Simon Dewar asked: do you feel you matured Simon enough as a character in Memory, Sorrow and Thorn by the end of the series or did he start saying “why me?!” And end saying “why me?!”
wolfbrother94 Will he ever write a series based on the adventures of Josua and Vorzheva’s kids, which was alluded to in To Green Angel Tower?
CRYMTYPHON I have no questions; but an observation:
When he is writing well, his characters are good, his dialogue excellent. His plotting is well timed. But the power of his writing is more concentrated in one ability, than in the others: narrative description.
The Otherland series allowed him to describe new scenes like a kaleidoscope turning. They never grew stale. It was a tour de force that made me want to skip the hero, villain, and story-line; and just wander through one world to another.
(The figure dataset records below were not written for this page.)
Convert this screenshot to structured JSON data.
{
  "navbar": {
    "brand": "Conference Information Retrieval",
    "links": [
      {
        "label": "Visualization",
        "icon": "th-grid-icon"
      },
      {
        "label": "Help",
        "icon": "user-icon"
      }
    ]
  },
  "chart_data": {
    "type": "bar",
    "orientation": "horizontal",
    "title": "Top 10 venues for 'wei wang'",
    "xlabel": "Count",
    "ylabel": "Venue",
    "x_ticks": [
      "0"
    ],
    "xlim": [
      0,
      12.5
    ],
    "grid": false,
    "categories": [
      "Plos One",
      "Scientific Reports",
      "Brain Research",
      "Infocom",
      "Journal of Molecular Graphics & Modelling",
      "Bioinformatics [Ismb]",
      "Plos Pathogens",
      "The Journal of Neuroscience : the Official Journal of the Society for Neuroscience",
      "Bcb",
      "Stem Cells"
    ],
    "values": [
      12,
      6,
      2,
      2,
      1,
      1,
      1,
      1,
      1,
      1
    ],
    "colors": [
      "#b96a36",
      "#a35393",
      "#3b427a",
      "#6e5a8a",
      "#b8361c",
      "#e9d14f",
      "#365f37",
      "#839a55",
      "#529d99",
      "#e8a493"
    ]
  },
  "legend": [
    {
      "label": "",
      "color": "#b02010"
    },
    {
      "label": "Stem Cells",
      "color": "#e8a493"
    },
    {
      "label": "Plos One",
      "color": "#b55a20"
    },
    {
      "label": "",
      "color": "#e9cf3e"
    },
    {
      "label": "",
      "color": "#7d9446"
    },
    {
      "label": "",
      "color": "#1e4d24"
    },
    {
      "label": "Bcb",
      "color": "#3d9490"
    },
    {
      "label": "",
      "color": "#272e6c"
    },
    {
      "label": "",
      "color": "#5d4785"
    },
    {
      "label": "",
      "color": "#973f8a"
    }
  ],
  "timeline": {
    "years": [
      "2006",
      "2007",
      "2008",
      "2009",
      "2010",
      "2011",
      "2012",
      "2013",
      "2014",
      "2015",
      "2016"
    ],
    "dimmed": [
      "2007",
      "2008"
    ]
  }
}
In your panel on Saturday you contrasted your original interpretation of Otherland with your realisation in Germany after the last novel was published: would you like to share the contrasting stories?
dagnarus75 I’m curious how he feels about if Otherland has stood the test of time, especially because it’s so technology-based.
mage2k How is development on the Otherland video game progressing?
What has it been like to see your work developed into a computer game? Are there aspects of the process that have bemused you or fascinated you?
rrspjames Is the Otherland series ever going to be made into audio books?
Dolores Anderson How do you keep all the plots flowing and correct time wise in your series with larger central casts?
Meyer_Landsman How did the idea for the Bobby Dollar books come about? It’s ballsy to write about a backstage pass to the after life. Did you just feel like writing urban fantasy, or did you come-up with the idea first?
Ahrounmoon How do you feel about each of your respective works? Is there one that was your favorite? Is there one that you struggled with more than the others? Of your completed works, are there any that you feel differently about now looking back at them than when you were initially working on them or when they were first completed?
unsubscribeFROM How does editing work for him? Maybe a dull question but I’d love to hear an in-depth answer.
Nizzleson One of the things that I love about Tad’s work is that his characters can be almost annoyingly human. Renie loses patience with everyone all the time, Theo whines, Simon makes rookie mistakes again and again, Barrick is a jerk with a chip on his shoulder, and Bobby Dollar is a cynical dick who drinks too much. Even the extremely cool-headed Binabik is a bit racist. With all these very human foibles in mind, who does he regard as his most complete, fully-fleshed, believable and relatable character, and why? Which character is most like Tad Williams? And which character would Tad most like to go on a camping holiday with?
What is the thing at the top of your bucket list, either as a writer or as a human being?
Is there anything you’d like to say to fans?
Thank you for talking to Dark Matter.